Spaziergang durch das Lehel
Maximilian II. hat im Lehel vielerorts seine Spuren hinterlassen. Die Höhepunkte des Stadtviertels.
Max-Joseph-Platz
Los geht es am Max-Joseph-Platz (U-Bahn: Odeonsplatz) am Max-Joseph-Denkmal vor dem Nationaltheater. Das 1818 eröffnete Gebäude dient als Spielort der Bayerischen Staatsoper sowie des Bayerischen Staatsballetts. Der Eingangsbereich wird von korinthischen Säulen getragen und so erinnert es von außen an einen griechischen Tempel, während sich im Inneren die drittgrößte Opernbühne der Welt befindet.
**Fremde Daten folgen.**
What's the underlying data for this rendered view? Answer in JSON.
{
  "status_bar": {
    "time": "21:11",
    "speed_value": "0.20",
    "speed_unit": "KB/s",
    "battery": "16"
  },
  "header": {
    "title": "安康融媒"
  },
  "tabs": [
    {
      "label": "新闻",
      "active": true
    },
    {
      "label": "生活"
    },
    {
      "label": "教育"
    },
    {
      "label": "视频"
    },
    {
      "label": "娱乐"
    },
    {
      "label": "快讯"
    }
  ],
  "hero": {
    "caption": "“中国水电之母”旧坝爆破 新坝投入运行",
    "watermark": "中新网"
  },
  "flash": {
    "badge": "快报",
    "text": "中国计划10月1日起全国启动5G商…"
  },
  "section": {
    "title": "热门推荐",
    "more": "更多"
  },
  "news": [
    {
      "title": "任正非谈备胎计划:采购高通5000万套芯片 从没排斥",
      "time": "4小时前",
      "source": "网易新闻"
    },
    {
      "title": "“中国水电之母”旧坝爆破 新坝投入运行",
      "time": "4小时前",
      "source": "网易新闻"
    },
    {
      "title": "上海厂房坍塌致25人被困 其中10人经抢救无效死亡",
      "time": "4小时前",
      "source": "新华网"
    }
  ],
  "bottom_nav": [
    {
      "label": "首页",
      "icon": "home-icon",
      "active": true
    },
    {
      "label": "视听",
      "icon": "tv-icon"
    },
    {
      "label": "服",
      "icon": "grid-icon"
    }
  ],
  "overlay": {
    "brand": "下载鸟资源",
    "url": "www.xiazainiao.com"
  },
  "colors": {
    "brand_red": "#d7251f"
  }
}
Ein Blick nach links und hier steht bereits die nächste Sehenswürdigkeit: das Residenztheater. Im Stile des Rokoko wurde es 1751 errichtet, im zweiten Weltkrieg jedoch fast komplett zerstört. Heute wird es vom Bayerischen Staatschauspiel bespielt.
Die Maximilianstraße
Weiter geht es auf Münchens elegantester Meile: der Maximilianstraße. Mit ihr wollte Maximilian II. der klassizistischen Prachtstraße seines Vaters, der Ludwigstraße, im Jahre 1853 einen weltlichen Boulevard entgegensetzen. Die Bauten der Maximilianstraße wurden im neugotischen, englischen Tudor-Stil gehalten. Von der Architektur lässt man sich auf der Maximilianstraße gerne ablenken: Zu viele Edelboutiquen locken mit ihren Schaufenstern. Auf der breiten Straße kann man sich nun wunderbar bis zum nächsten Höhepunkt treiben lassen: den Kammerspielen. Der im Jahr 1901 errichtete Jugendstilbau verfügt über drei Spielstätten.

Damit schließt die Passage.